Le ministre fonde son opinion sur les résultats d’une consultation en ligne qu’il avait menée en janvier. Un peu plus de 33 000 personnes y ont participé ; parmi elles, 83 % ont au moins un enfant à l’école publique et 27 % travaillent dans le réseau scolaire. Au total, « 67 % nous disent qu’ils sont favorables à ce qu’il y ait des frais pour des projets particuliers », a-t-il dit. L’opposition critique cette consultation qui, selon elle, a été faite dans la précipitation, occultait le mot gratuité et dont l’échantillon était discutable.

Au sein de la Fédération des comités de parents du Québec, les avis sont partagés sur le bien-fondé de la facturation des programmes particuliers. On signale toutefois qu’une majorité de comités considère que l’État ne peut tout payer et est en faveur de frais modestes et équitables d’une région à l’autre. La Fédération en a surtout contre la sélection des élèves en fonction des résultats scolaires.

« Système à deux vitesses »

Pour Marwah Rizqy, le ministre Roberge est en train de permettre « un système à deux vitesses à l’intérieur même du réseau public », qui se fonde sur la capacité de payer des parents.

« J’ai toujours cru à un système universel gratuit. Si on veut vraiment lutter de façon efficace contre le décrochage scolaire, il ne faut pas multiplier les inégalités », affirme-t-elle.

« Les projets particuliers, ça a été démontré que ça peut aider beaucoup de jeunes élèves, surtout les garçons, à rester accrochés à l’école. Et le ministre, lui, il n’est pas du tout gêné de dire que les parents vont payer pour ça et que ça peut coûter des milliers de dollars. »
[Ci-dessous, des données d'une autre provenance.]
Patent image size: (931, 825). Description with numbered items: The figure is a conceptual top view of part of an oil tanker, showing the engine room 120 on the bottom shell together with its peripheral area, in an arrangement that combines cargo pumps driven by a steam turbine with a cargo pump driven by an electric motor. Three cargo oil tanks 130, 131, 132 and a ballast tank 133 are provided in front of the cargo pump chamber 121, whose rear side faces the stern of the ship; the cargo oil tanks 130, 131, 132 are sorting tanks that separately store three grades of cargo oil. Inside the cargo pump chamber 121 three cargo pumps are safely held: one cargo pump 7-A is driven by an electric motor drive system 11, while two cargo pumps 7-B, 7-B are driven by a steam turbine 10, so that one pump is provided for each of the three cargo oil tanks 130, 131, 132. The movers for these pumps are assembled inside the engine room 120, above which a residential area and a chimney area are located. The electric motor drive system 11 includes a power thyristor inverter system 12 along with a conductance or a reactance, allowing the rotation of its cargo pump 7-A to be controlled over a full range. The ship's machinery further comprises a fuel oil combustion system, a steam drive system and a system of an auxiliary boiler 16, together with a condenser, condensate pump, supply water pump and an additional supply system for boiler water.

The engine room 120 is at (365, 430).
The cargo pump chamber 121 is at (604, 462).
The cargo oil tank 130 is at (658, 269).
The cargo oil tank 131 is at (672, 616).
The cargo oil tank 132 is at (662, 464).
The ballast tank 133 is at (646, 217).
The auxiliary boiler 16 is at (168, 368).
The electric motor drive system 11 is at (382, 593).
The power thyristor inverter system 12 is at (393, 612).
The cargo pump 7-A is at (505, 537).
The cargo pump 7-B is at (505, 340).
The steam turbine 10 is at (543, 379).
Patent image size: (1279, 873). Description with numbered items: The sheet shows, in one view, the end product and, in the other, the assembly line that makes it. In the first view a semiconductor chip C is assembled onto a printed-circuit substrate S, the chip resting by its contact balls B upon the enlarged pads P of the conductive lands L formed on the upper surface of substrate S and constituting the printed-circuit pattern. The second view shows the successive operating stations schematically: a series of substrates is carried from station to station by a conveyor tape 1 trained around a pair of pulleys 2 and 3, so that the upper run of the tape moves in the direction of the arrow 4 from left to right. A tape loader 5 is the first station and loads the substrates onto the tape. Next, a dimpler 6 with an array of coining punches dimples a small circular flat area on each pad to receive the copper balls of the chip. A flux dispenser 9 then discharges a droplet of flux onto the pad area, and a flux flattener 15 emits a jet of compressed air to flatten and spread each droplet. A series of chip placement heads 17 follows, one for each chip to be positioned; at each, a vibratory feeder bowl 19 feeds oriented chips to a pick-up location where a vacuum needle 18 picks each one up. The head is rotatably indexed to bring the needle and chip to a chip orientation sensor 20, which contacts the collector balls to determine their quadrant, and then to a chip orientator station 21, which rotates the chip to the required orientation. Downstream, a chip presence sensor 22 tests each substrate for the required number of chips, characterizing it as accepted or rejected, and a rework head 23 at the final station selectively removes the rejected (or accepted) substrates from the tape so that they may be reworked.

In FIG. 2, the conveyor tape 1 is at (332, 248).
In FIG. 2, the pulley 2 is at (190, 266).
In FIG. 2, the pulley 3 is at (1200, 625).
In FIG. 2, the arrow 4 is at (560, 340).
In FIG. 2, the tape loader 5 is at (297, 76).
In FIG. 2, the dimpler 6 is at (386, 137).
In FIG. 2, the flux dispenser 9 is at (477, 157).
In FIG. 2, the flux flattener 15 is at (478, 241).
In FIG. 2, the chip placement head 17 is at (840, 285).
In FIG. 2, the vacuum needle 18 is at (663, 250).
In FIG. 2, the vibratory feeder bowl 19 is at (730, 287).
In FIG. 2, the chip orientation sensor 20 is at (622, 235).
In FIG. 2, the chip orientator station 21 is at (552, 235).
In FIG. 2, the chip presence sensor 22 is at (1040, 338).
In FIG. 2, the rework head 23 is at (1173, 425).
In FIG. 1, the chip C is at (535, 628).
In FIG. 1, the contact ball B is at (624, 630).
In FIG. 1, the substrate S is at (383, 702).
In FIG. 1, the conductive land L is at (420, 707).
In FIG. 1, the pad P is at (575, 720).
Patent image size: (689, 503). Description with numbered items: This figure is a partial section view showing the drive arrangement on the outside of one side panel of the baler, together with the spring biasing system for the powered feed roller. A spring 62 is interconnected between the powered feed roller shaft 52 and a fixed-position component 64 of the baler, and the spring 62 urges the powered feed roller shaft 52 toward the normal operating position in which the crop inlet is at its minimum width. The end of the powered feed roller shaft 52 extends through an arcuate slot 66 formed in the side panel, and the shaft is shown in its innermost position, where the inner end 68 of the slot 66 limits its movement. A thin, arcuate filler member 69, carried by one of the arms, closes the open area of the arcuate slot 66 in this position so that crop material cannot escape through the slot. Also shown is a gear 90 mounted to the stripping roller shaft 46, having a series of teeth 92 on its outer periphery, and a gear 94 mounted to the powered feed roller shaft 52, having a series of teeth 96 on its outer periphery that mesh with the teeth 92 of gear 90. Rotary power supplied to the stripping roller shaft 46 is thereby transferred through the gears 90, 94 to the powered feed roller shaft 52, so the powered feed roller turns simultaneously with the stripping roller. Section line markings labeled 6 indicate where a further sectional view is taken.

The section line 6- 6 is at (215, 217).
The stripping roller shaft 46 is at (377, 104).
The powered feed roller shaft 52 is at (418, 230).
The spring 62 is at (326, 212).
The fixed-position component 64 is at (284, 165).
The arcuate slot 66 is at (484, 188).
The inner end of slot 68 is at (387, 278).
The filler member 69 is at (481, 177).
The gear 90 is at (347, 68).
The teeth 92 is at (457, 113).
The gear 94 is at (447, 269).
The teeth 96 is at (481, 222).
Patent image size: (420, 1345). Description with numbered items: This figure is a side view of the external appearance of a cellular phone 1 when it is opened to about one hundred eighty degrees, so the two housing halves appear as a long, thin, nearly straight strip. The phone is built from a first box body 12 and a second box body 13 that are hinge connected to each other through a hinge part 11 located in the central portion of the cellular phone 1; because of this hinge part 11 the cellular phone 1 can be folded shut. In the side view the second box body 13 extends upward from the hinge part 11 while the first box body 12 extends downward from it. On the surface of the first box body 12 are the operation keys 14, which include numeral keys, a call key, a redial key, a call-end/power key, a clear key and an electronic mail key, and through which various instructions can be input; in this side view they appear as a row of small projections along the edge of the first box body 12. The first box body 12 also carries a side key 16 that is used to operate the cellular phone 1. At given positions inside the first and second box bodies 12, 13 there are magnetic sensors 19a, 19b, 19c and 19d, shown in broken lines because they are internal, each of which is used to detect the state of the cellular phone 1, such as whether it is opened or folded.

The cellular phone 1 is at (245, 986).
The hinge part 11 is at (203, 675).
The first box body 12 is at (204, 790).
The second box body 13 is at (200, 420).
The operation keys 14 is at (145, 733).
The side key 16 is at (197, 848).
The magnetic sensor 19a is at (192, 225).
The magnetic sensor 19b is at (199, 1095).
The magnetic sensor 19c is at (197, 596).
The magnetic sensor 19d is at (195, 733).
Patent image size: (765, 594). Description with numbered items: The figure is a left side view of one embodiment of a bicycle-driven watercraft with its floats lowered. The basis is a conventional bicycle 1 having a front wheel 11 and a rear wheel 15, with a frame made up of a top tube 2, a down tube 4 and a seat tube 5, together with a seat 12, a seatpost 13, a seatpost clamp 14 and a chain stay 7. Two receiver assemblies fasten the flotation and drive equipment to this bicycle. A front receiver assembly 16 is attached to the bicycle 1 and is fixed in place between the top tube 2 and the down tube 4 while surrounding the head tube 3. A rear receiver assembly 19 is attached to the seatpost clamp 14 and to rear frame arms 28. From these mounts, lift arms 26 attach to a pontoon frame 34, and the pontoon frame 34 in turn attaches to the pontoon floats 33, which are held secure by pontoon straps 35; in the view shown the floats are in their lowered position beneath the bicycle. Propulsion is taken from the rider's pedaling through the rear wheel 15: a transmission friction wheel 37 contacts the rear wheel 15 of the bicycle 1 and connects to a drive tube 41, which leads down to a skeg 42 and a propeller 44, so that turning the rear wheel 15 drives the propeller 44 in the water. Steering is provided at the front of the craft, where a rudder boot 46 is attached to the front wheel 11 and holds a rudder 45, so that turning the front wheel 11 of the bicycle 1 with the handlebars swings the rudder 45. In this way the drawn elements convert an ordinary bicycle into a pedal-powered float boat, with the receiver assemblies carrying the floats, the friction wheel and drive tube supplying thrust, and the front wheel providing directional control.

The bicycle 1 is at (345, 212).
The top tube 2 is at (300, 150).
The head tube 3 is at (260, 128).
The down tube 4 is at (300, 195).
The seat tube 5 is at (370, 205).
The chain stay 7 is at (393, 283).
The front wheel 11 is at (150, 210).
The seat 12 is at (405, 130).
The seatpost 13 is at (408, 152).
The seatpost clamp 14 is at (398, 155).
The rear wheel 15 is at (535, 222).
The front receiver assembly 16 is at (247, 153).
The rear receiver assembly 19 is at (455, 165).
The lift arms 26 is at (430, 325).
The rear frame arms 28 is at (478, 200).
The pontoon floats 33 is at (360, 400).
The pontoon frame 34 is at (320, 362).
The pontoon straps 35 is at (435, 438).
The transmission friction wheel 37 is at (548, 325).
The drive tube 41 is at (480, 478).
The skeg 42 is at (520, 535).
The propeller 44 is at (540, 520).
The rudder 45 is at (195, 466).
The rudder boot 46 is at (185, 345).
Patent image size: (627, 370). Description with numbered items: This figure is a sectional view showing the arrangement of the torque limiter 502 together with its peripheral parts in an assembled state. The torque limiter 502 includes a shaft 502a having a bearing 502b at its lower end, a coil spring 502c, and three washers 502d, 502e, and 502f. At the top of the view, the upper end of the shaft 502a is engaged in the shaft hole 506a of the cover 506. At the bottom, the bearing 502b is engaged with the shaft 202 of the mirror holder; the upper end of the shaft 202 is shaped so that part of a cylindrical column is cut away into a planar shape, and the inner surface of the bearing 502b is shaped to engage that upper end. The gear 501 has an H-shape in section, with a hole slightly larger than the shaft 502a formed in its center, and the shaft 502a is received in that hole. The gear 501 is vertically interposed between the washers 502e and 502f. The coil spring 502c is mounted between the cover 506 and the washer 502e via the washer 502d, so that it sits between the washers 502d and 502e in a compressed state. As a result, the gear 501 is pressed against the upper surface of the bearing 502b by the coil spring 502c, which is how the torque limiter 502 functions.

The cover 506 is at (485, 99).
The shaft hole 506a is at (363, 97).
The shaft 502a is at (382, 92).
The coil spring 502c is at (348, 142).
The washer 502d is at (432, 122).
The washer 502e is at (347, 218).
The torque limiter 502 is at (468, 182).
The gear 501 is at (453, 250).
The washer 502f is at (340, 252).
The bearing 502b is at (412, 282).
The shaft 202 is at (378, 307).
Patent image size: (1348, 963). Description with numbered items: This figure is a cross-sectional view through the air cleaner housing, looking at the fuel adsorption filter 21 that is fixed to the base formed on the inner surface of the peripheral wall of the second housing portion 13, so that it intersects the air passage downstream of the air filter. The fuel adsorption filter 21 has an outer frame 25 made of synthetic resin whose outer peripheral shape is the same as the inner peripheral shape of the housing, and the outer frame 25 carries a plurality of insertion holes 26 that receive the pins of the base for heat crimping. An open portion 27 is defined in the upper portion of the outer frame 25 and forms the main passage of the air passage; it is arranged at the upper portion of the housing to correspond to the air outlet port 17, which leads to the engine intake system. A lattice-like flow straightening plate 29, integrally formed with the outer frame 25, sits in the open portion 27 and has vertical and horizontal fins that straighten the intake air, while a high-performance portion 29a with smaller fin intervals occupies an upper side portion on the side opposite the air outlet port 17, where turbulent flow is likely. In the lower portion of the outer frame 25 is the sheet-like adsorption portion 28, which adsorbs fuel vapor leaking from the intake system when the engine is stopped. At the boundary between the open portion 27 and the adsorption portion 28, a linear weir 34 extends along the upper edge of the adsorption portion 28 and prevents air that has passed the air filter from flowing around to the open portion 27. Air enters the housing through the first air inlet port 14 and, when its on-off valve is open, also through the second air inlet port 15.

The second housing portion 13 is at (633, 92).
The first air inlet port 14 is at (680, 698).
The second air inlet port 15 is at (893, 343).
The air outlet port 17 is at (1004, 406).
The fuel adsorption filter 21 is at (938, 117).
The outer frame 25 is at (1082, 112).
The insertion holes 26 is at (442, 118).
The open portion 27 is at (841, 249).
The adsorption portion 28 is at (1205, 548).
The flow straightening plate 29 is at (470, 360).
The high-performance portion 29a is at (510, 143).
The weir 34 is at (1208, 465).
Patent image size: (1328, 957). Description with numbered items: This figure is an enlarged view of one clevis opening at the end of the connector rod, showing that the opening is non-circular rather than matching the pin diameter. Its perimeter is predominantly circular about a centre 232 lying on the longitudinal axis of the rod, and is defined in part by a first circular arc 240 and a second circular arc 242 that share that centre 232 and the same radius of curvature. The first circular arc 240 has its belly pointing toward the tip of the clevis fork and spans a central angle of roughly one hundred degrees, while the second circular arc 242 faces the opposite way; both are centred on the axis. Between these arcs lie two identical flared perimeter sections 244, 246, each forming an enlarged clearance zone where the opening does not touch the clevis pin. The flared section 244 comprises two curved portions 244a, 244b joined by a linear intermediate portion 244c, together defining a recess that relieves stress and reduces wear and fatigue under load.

— Marwah Rizqy, députée libérale de Saint-Laurent

La députée de Saint-Laurent souligne que le gouvernement « dispose de moyens financiers importants, voire historiques » qui lui permettraient d’assurer la gratuité des programmes particuliers.

La députée du Parti québécois Véronique Hivon considère également que la gratuité doit être de mise pour les programmes particuliers. « Les frais, qui peuvent être modérés, mais qui peuvent être aussi très importants, sont un frein à l’accès. L’idée est d’avoir un milieu scolaire le plus stimulant possible pour les jeunes, pour favoriser leur persévérance scolaire », souligne-t-elle.

« Les programmes particuliers, on est contents qu’ils existent. Ça favorise la persévérance scolaire. Par contre, notre position, c’est qu’on veut qu’ils soient accessibles à tous les élèves, sans égard au revenu familial ou aux résultats scolaires », explique quant à elle la députée de Québec solidaire Christine Labrie.

Le Conseil supérieur de l’éducation concluait en 2016 que le système scolaire québécois était le plus inégalitaire au pays, notamment parce que des élèves issus de familles démunies ne pouvaient, de façon générale, accéder à un programme particulier dans le réseau public ou alors à l’école privée.